If you will excuse the florid introduction to a review of this third offering from Selva, an Italian post-metal trio, I got a similar feeling of life-forms unearthed with repeated listens to this two-song EP. On first impressions there are two 11-plus minute squalls of blackened screamy intensity. All well and good. But then you notice things; variations, major-chord progressions that your reptilian brain responds to by giving you goose-bumps (I believe the young folk call this ‘all the feels’)… jaw-dropping rhythmical holes to fall into with no discernible escape.
Those who have followed Selva up to now will know what to expect. Their debut, Life Habitual, was a stunning first foray into the bear-pit that is post-metal. And the follow-up album, Eléo, showed that the band were not afraid of a lengthy atmospheric blast, nor were they shy of throwing in a few hooks that if turned down a little, would grace any pop song. It was one of my favourite albums of 2016.
And so to Doma, which starts with ‘Silen’ and its ambient electronic hum punctuated by theatrical guitar power chords. If Selva do not begin this song when playing live with a ton of dry ice, they are missing a trick.
The intensity rises slowly until suddenly you realise that you’re listening to a frenetic black metal frenzy, where the unintelligible screamed vocals are a fourth instrument. It is marvelous: oppressive and uplifting at the same time. It then morphs into a churning riff which will make all but the dead nod their head, then heads back to a reprise of the introduction, but this time accompanied by a shimmering guitar.
I could go on. But that would ruin the surprise for you – there is so much to this song, it deserves a little mystery. And every listener is bound to discover their own favourite parts.
The second song, ‘Joy’ is not nearly as intense, beginning with a languid vamp (languid for this band, anyway). And there is a lot more melody, barring for a lengthy barrage in the middle of the song, where the band blast their way through one chord for what seems like an eternity. Just as you are about to yell “Stop!” it relents.
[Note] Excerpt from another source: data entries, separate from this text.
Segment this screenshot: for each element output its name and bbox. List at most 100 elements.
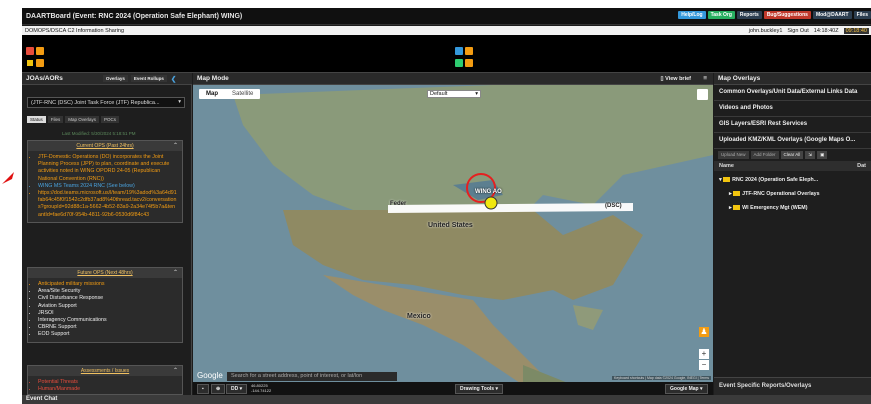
dsc-label: (DSC) [605,203,622,209]
coords-readout: 46.80225 -144.74122 [251,383,271,393]
tree-item[interactable]: ▸ WI Emergency Mgt (WEM) [719,201,866,215]
right-panel-header: Map Overlays [714,73,871,85]
future-op-item: CBRNE Support [38,324,178,331]
kmz-buttons: Upload New Add Folder Clear All ⇲ ▣ [714,149,871,161]
pegman-icon[interactable]: ♟ [699,327,709,337]
map-search-input[interactable]: Search for a street address, point of in… [227,372,397,381]
future-ops-section: Future OPS (Next 48hrs) ⌃ Anticipated mi… [27,267,183,343]
status-strip [22,35,871,73]
expand-icon[interactable]: ⇲ [805,151,816,159]
overlay-tree: ▾ RNC 2024 (Operation Safe Eleph... ▸ JT… [714,171,871,217]
status-orange2-icon[interactable] [36,59,44,67]
clear-all-button[interactable]: Clear All [780,151,804,159]
map-area[interactable]: Map Satellite Default ▾ WING AO Feder (D… [193,85,713,395]
overlay-category[interactable]: Uploaded KMZ/KML Overlays (Google Maps O… [714,133,871,149]
chevron-down-icon: ▾ [178,99,181,105]
teams-link[interactable]: https://dod.teams.microsoft.us/l/team/19… [38,190,178,219]
us-label: United States [428,222,473,229]
wing-ao-label: WING AO [475,189,502,195]
last-modified: Last Modified: 5/30/2024 5:18:51 PM [62,131,136,136]
tree-item[interactable]: ▾ RNC 2024 (Operation Safe Eleph... [719,173,866,187]
drawing-tools-label: Drawing Tools [460,386,495,392]
map-panel-header: Map Mode ▯ View brief ≡ [193,73,713,85]
files-link[interactable]: Files [853,11,871,19]
future-op-item: Aviation Support [38,303,178,310]
drawing-tools-button[interactable]: Drawing Tools ▾ [455,384,503,394]
collapse-left-icon[interactable]: ❮ [171,75,176,83]
toggle-icon[interactable]: ▪ [197,384,209,394]
google-logo: Google [197,371,223,380]
event-reports-section[interactable]: Event Specific Reports/Overlays [714,377,871,395]
chevron-up-icon[interactable]: ⌃ [173,269,178,276]
google-map-button[interactable]: Google Map ▾ [665,384,708,394]
status-orange3-icon[interactable] [465,47,473,55]
tree-item-label: RNC 2024 (Operation Safe Eleph... [732,177,819,183]
coords-lon: -144.74122 [251,388,272,393]
unit-select[interactable]: (JTF-RNC (DSC) Joint Task Force (JTF) Re… [27,97,185,108]
status-yellow-icon[interactable] [26,59,34,67]
overlays-button[interactable]: Overlays [102,75,128,82]
map-mode-heading: Map Mode [197,75,229,82]
overlay-category[interactable]: Common Overlays/Unit Data/External Links… [714,85,871,101]
map-overlays-heading: Map Overlays [718,75,761,82]
mexico-label: Mexico [407,313,431,320]
reports-link[interactable]: Reports [736,11,762,19]
top-links: Help/Log Task Org Reports Bug/Suggestion… [678,11,871,19]
tree-item-label: JTF-RNC Operational Overlays [742,191,820,197]
current-ops-header[interactable]: Current OPS (Past 24hrs) ⌃ [28,141,182,151]
task-org-link[interactable]: Task Org [707,11,735,19]
save-icon[interactable]: ▣ [817,151,828,159]
fed-label: Feder [390,201,407,207]
col-name: Name [719,163,734,169]
zoom-out-button[interactable]: − [699,360,709,370]
folder-icon [723,177,731,183]
status-green-icon[interactable] [455,59,463,67]
assessment-item: Potential Threats [38,379,178,386]
info-label: DOMOPS/DSCA C2 Information Sharing [25,27,125,34]
info-row: DOMOPS/DSCA C2 Information Sharing john.… [22,26,871,35]
bug-link[interactable]: Bug/Suggestions [763,11,811,19]
future-op-item: EOD Support [38,331,178,338]
future-op-item: Civil Disturbance Response [38,295,178,302]
status-red-icon[interactable] [26,47,34,55]
overlay-category[interactable]: Videos and Photos [714,101,871,117]
locate-icon[interactable]: ⊕ [211,384,226,394]
mod-link[interactable]: Mod@DAART [812,11,852,19]
event-rollups-button[interactable]: Event Rollups [130,75,167,82]
folder-icon [733,191,741,197]
title-bar: DAARTBoard (Event: RNC 2024 (Operation S… [22,8,871,25]
menu-icon[interactable]: ≡ [703,75,707,82]
chevron-up-icon[interactable]: ⌃ [173,367,178,374]
overlay-table-header: Name Dat [714,161,871,171]
tab-files[interactable]: Files [47,116,64,123]
map-toolbar: ▪ ⊕ DD ▾ 46.80225 -144.74122 Drawing Too… [193,382,713,395]
future-op-item: JRSOI [38,310,178,317]
assessments-header[interactable]: Assessments / Issues ⌃ [28,366,182,376]
current-op-item[interactable]: WING MS Teams 2024 RNC (See below) [38,183,178,190]
add-folder-button[interactable]: Add Folder [750,151,779,159]
status-blue-icon[interactable] [455,47,463,55]
window-title: DAARTBoard (Event: RNC 2024 (Operation S… [26,12,243,20]
chevron-up-icon[interactable]: ⌃ [173,142,178,149]
tab-pocs[interactable]: POCs [101,116,120,123]
upload-new-button[interactable]: Upload New [718,151,749,159]
view-brief-button[interactable]: ▯ View brief [661,76,691,82]
overlay-category[interactable]: GIS Layers/ESRI Rest Services [714,117,871,133]
event-chat-bar[interactable]: Event Chat [22,395,871,404]
help-link[interactable]: Help/Log [678,11,706,19]
tab-status[interactable]: Status [27,116,46,123]
left-panel-header: JOAs/AORs Overlays Event Rollups ❮ [22,73,192,85]
zoom-in-button[interactable]: + [699,349,709,359]
future-ops-header[interactable]: Future OPS (Next 48hrs) ⌃ [28,268,182,278]
dd-label: DD [231,386,239,392]
status-orange-icon[interactable] [36,47,44,55]
folder-icon [733,205,741,211]
tree-item[interactable]: ▸ JTF-RNC Operational Overlays [719,187,866,201]
status-orange4-icon[interactable] [465,59,473,67]
future-op-item: Anticipated military missions [38,281,178,288]
overlay-layer [388,173,633,213]
signout-link[interactable]: Sign Out [787,28,808,34]
coord-format-select[interactable]: DD ▾ [226,384,248,394]
tab-map-overlays[interactable]: Map Overlays [65,116,100,123]
future-op-item: Interagency Communications [38,317,178,324]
There are two things which raises this song up from ‘great’ to ‘fucking hell, that’s amazing’. One is the half-beat of silence about five minutes in, that brings to mind the catchiest of those melodic hardcore bands that seemed to breed like wildfire in California in the 1990s. The other is the extended outro, a lovely but lonely riff that demands repeated listens, if only to see if your heart can stand the pain. In fact both sings demand repeated listens. And you will also discover the life-forms and melodies within.